Monday, August 18, 2014

How #Ebola patients survived – Experts

Gloria Tumwijuke (with microphone), Alice Ngonzi Isoke (folding hands in red dress), Diana Alinaitwe (behind Alice), Mrs Isoke (Alice’s mother), an unidentified health worker(on Gloria’s right) and a granddaughter to Mrs Isoke – all Ebola survivors narrating their ordeal at Kagaadi Hospital during the function to officially declare Uganda Ebola free. Photo courtesy WHO

Following the recovery and discharge of the first Ebola Virus Disease (EVD) patient from the isolation centre at the Mainland Hospital in Lagos, facts have emerged as to how the patients are recovering.

Meanwhile, more patients undergoing medical treatment at the centre may be discharged this week, investigations revealed.

Continue reading after the cut....
Experts, who commented on the development, said although 60-90 per cent of people infected with the Ebola virus die, some people do recover from infection.

“Doctors don’t know for certain who will survive Ebola, and there is no specific treatment or cure for the disease. But studies suggest there are some biological markers linked with a higher chance of surviving Ebola,” the experts say.
In the view of Derek Gatherer, a Bioinformatics researcher at Lancaster University in the United Kingdom, who studies viral genetics and evolution, “when a person becomes infected with Ebola, the virus depletes the body’s immune cells, which defend against infection.

“In particular, the Ebola virus depletes immune cells called CD4 and CD8 T lymphocytes, which are crucial to the function of the immune system”, Gatherer noted, arguing that “if a person’s immune system can stand up to this initial attack — meaning their immune cells are not as depleted in the first stages of infection — then they are more likely to survive the disease.

“The patients that survive it best are the ones who don’t get such a bad immune deficiency. But if the body is not able to fend off this attack, then the immune system becomes less able to regulate itself”, Gatherer said.

Markers

Another marker linked with people’s ability to survive Ebola is a gene called human leukocyte antigen-B, which makes a protein that is important in the immune system.

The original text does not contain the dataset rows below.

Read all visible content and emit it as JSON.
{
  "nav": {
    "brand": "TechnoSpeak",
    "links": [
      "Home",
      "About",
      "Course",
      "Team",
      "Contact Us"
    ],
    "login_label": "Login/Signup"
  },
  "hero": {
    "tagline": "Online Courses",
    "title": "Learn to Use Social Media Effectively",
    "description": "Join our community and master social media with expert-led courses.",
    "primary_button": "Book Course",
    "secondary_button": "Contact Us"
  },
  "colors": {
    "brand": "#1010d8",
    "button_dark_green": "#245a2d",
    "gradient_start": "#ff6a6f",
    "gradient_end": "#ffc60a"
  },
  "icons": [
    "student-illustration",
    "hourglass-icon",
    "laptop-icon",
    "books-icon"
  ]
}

A 2007 study found that people with certain versions of this gene, called B*07 and B*14, were more likely to survive Ebola, while people with other versions, called B*67 and B*15, were more likely to die.

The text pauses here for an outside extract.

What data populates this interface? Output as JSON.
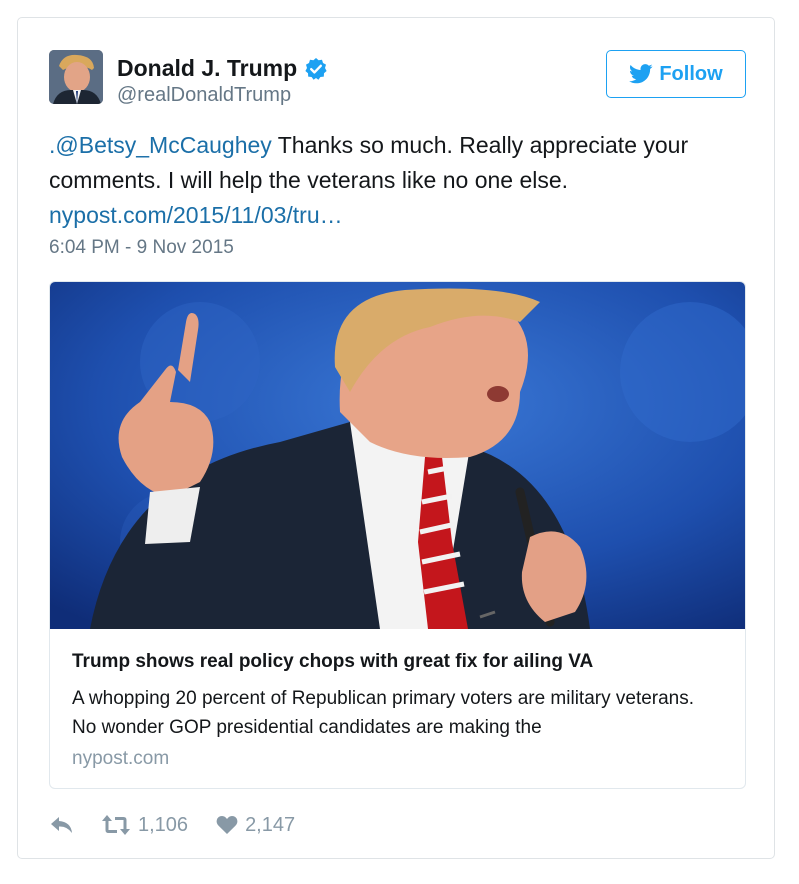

Some people may be resistant to Ebola infection entirely, if they have a mutation in a gene called NPC1. Studies show that, when researchers take cells from people with the NPC1 mutation and try to infect them with Ebola in a laboratory dish, these cells are resistant to the virus.

Gatherer said in European populations, about 1 in 300 to 1 in 400 people has this mutation.

“But in some populations, this mutation is more common: in Nova Scotia, between 10 and 26 per cent of people have this mutation. But the frequency of this mutation in African populations is not known,” he said.